1934 verkaufte die Gemeinde das 1827/28 errichtete Schul- und Gemeindehaus am Königsplatz für 6.000,- RM an den Elisabethenverein, dem es auch heute noch gehört. Das Gebäude diente lange als Schwesternhaus und beherbergt heute den katholischen Kindergarten (Kita) „Casa Vincentina“, das Pfarrheim und die 1928 als Pfarrbücherei gegründete Katholische Öffentliche Bücherei, die seit 2005 den Namen „Remigiusbücherei“ trägt, mit der Gemeinde Otterstadt kooperiert und durch sie finanziell unterstützt wird.

Im Rahmen des Prozesses „Gemeindepastoral 2015“ des Bistums Speyer wurde die katholische Kirchengemeinde Otterstadt mit Waldsee, Limburgerhof, Altrip und Neuhofen mit Wirkung vom 1. Januar 2016 zur neuen (Groß-)Pfarrei St. Christophorus mit Sitz in Waldsee zusammengeschlossen.
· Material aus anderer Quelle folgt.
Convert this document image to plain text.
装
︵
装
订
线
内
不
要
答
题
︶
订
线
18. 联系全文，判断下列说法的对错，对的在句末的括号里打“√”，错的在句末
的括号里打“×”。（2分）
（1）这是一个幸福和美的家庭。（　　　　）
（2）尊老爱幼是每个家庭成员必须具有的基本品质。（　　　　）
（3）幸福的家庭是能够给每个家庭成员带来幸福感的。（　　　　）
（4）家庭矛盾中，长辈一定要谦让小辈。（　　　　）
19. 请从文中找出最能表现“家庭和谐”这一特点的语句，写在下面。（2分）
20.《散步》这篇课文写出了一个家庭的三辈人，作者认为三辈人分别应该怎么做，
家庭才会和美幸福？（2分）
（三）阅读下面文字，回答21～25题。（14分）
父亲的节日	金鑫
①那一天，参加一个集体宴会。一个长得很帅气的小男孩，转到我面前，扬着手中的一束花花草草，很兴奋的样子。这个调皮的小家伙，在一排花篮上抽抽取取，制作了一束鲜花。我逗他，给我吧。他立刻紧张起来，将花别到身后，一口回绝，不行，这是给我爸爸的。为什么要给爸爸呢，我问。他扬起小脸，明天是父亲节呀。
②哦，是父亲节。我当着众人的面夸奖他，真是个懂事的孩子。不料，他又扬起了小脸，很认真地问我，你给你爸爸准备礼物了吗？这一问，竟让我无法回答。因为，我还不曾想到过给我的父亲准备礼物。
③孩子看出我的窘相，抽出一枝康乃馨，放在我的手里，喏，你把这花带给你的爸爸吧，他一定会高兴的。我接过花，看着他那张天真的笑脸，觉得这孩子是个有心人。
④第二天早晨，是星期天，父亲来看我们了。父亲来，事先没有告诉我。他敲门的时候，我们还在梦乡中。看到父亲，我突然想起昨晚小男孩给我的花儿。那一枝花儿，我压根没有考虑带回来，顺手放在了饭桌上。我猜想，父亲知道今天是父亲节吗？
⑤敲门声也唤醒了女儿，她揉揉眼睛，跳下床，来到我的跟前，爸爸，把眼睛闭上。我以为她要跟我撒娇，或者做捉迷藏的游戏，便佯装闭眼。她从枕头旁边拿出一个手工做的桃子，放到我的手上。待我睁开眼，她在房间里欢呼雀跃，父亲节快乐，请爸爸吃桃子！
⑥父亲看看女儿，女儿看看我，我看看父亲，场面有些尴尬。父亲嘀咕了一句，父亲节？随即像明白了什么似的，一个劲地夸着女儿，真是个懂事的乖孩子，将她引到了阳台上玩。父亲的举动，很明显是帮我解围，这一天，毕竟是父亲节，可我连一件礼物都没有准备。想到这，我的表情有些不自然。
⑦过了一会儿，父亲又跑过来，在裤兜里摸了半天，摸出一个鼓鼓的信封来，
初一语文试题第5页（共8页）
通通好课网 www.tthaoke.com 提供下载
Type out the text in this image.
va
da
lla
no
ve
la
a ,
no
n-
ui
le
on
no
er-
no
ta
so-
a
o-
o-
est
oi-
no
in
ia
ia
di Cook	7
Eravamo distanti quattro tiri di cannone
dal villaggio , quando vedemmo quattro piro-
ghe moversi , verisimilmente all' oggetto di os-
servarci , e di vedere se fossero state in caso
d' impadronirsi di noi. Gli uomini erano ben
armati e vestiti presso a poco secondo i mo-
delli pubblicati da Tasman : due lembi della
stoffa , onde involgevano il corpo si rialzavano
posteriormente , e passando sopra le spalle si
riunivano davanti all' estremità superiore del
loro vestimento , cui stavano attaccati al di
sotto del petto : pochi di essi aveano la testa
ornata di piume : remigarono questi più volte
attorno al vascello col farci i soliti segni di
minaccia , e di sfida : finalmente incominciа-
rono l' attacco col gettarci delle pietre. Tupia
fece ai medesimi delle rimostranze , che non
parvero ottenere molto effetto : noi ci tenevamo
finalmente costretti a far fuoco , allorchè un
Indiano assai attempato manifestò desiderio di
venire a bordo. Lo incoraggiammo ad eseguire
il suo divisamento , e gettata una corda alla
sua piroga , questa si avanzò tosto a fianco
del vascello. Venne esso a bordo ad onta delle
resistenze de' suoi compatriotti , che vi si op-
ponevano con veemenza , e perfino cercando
An Einrichtungen und kirchlichen Vereinen gestalten der Elisabethenverein, der 1890 gegründete katholische Kirchenchor St. Cäcilia, die seit 1982 bestehende Ortsgruppe der Katholischen Frauengemeinschaft Deutschlands (kfd), die Messdiener und die Deutsche Pfadfinderschaft St. Georg (DPSG) das Gemeindeleben mit.

Foro: Uwe Stanzl
Protestantische Kirche (Gemeindezentrum) von Otterstadt, eingeweiht am 3. November 1968

Durch die Zugehörigkeit des Ortes zu katholischen Herrschaften, dem Hochstift Speyer bzw. dem St. Guido-Stift, war der Anteil der Protestanten in Otterstadt im Alten Reich und auch in der „französischen“ und bayerischen Zeit sehr gering geblieben. Erst nach dem Zweiten Weltkrieg stieg dieser durch den Zuzug erst von Flüchtlingen, dann von Bewohner/inne/n der Neubaugebiete an. Zunächst gehörte die Otterstadter Gemeinde zur Christus-Kirchengemeinde in Speyer-Nord, 1983 zusammen mit Waldsee zu Neuhofen. Seit 1996 bildet Otterstadt mit Waldsee eine eigenständige Kirchengemeinde.

 

Quelle Abbildungen: Prot. Kirchengemeinde Waldsee-Otterstadt.
Obere Abbildung: Neugestaltete Südseite des Kirchensaals nach dem ersten Umbau von 1980 mit Glasfenstern der Landauer Bildhauerin Margot Stempel-Lebert (1922-2009). Untere Abbildung: Blick in den Altarbereich nach dem Umbau von 2005 mit den Kirchenfenstern der Glaskünstlerin Susanne Precht (geb. 1960) aus Lauscha

Der Gottesdienst wurde zunächst behelfsmäßig in einem Schul- oder Sitzungssaal abgehalten.  Dies änderte sich mit der Errichtung des evangelischen Gemeindezentrums in der Autharistraße. Am 23. September 1967 wurde der Grundstein hierfür gelegt, am 3. November 1968 erfolgte die Einweihung. Mit Grundstück kostete die Maßnahme damals rund 300.000 Mark, die von der Gesamtkirchengemeinde Speyer aus eigenen und Mitteln der Landeskirche sowie verschiedenen Zuschüssen aufgebracht wurden. Das Gemeindezentrum verfügt über einen Kirchenraum mit 140 Sitzplätzen, drei Jugendräume, eine Werkstatt, Teeküche und eine Wohnung. 1987 erhielt es zwei Glocken mit dem höchsten Geläut der Pfalz. 1993 wurde ein Kindergarten („Arche Noah“) angebaut, und 2005 wurde das Gemeindezentrum durch eine Erweiterung und den Einbau von neuen Glasfenstern, angefertigt von der Künstlerin Susanne Precht aus Lauscha/Thüringen, an der Nordseite vergrößert und verschönert.

1972 wurde die Otterstadter Kirchengemeinde zur selbständigen Kirchengemeinde ernannt und im selben Jahr erstmals ein Presbyterium gewählt.